Identifying and Targeting the Cell-to-Cell Interactions Driving Diffuse Intrinsic Pontine Glioma Growth After GD2-CAR T Cell Treatment

Diffuse intrinsic pontine glioma (DIPG) and other H3K27M mutated diffuse midline gliomas are universally fatal pediatric brain cancers, with a median survival of just 11 months. Emerging immunotherapies offer new promise, as early results from a clinical trial using CAR T cells targeting GD2 have demonstrated clinical and radiographic improvements, including one long-term survivor. Yet, responses are heterogeneous, and most patients still relapse. A major barrier to effective therapy is the profoundly immunosuppressive, pro-tumorigenic microenvironment, marked by scarce adaptive immune infiltration and abundant myeloid cells. Neuronal signaling and distinct myeloid cell states are known to promote tumor growth; however, the cell–cell interactions that establish this immunosuppressive niche and drive tumor growth and therapy resistance remain poorly understood. 

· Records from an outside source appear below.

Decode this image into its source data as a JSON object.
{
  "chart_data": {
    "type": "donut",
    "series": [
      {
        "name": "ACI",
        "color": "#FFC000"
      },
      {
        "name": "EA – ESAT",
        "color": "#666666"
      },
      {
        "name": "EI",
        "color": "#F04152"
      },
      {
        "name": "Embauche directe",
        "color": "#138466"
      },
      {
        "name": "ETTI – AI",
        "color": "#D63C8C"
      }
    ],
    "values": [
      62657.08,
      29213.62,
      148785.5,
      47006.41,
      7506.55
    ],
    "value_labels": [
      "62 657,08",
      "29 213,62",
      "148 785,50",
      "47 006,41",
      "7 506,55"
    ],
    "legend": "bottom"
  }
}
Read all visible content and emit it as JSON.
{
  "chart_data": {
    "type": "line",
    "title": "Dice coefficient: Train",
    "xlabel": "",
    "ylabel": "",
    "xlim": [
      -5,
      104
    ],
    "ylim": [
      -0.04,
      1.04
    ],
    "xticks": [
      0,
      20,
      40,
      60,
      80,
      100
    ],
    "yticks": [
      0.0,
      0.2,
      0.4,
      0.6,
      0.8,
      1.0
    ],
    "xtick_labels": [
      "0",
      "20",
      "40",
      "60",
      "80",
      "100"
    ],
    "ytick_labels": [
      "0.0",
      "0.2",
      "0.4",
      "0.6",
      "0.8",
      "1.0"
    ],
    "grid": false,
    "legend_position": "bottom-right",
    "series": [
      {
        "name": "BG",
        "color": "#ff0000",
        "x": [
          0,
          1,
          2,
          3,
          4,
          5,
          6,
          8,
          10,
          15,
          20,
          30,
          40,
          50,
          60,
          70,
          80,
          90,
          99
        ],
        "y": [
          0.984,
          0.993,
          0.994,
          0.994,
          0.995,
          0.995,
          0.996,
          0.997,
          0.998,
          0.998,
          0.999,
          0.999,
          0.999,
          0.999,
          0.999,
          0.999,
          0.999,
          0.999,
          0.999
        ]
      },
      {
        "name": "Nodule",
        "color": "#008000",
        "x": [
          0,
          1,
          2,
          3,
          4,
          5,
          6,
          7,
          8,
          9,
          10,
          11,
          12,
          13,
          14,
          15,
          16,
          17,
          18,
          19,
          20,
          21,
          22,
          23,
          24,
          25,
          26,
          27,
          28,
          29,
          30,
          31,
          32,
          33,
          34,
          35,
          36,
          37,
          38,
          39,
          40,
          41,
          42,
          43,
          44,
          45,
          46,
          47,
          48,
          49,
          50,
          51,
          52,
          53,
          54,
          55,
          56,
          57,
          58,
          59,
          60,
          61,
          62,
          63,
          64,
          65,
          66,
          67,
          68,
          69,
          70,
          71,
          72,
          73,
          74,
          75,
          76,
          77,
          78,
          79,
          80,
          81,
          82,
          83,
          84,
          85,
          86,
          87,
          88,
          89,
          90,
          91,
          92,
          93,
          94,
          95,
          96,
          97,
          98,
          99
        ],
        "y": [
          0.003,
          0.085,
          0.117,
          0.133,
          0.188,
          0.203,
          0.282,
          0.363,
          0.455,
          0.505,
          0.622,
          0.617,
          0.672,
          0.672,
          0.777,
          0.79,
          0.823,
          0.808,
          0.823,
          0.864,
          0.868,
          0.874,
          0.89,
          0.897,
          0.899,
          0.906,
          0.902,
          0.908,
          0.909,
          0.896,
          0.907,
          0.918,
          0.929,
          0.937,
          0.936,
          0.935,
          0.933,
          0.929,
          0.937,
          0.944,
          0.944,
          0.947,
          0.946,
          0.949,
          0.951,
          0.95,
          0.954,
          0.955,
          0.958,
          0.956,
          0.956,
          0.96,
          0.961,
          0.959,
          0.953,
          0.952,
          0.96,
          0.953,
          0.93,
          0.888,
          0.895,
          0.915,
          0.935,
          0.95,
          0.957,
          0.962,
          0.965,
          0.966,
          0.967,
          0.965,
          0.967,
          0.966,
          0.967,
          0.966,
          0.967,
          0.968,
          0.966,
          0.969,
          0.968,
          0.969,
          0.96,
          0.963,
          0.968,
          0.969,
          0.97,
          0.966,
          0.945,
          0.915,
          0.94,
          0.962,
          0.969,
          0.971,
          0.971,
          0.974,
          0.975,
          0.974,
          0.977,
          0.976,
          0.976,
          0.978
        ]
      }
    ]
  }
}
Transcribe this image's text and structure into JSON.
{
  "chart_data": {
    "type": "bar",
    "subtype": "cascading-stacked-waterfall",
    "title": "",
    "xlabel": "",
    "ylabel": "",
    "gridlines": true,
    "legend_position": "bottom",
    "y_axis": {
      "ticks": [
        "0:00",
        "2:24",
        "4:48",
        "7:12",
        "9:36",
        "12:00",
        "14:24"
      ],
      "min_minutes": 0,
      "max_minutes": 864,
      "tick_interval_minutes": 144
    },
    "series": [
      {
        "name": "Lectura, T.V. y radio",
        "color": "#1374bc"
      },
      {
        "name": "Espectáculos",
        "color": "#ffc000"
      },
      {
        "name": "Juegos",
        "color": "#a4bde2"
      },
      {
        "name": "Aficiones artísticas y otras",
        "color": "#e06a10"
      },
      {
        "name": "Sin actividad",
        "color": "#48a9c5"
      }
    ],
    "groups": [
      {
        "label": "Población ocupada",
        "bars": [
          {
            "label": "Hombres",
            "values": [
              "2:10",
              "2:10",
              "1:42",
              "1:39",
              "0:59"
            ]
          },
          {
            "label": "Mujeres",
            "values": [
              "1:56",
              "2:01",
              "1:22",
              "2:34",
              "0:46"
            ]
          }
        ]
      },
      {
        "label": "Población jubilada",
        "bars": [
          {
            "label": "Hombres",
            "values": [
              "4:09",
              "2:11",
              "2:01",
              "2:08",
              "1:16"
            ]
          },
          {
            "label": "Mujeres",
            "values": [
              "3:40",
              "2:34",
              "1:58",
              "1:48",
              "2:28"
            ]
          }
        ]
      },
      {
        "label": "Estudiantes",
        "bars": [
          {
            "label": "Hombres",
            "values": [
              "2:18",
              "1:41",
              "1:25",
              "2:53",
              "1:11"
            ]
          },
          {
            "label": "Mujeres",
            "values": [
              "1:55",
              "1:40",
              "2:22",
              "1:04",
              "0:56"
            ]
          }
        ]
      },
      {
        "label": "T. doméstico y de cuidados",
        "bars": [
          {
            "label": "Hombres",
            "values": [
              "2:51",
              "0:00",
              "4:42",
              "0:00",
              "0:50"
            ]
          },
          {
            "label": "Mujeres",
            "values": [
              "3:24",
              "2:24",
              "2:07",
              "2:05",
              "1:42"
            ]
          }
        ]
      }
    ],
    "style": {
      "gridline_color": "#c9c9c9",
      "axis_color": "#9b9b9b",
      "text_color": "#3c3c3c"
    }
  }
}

Advances in single-cell and spatial transcriptomics now allow unprecedented dissection of the tumor microenvironment at unprecedented resolution, offering a powerful opportunity to uncover the mechanisms driving treatment failure. Furthermore, a comprehensive repository of patient-derived DIPG cultures and orthotopic xenograft models developed in our lab enables functional testing of candidate cell–cell interactions in vitro and in vivo, bridging discovery and translational validation. The central hypothesis of this proposal is that signaling between neural, immune, and tumor cells generates spatially organized immunosuppressive microniches that promote both tumor progression and resistance to CAR T therapy. To test this hypothesis, we will leverage unique access to clinical biopsy material from patients treated with or without GD2 CAR T cells, together with our robust in vitro and in vivo models. The specific aims are: 1: Define the transcriptional programs and cellular states linked to DIPG progression after GD2-CAR T therapy using single-cell RNA sequencing of tumor biopsies. 2: Identify spatially organized cell–cell interactions that drive treatment-resistant microniches using spatial transcriptomics of DIPG tumor sections. 3: Functionally validate and target candidate cell–cell interactions to overcome tumor progression and therapy resistance using patient-derived DIPG cultures and orthotopic xenograft models. 

This work will advance fundamental understanding of tumor–immune–neural interactions in DIPG, identify novel therapeutic targets, and provide a pipeline for rational design of more effective immunotherapies. The intellectual merit of the project lies in its integrated, multi-modal approach combining rare human tissues, high-resolution spatial and single-cell mapping, and functional validation. Broader impacts include the potential to improve survival for children with DIPG, inform immunotherapy strategies for other pediatric and adult brain tumors, and provide mechanistic insights into how neural–tumor–immune ecosystems influence therapy outcomes more generally.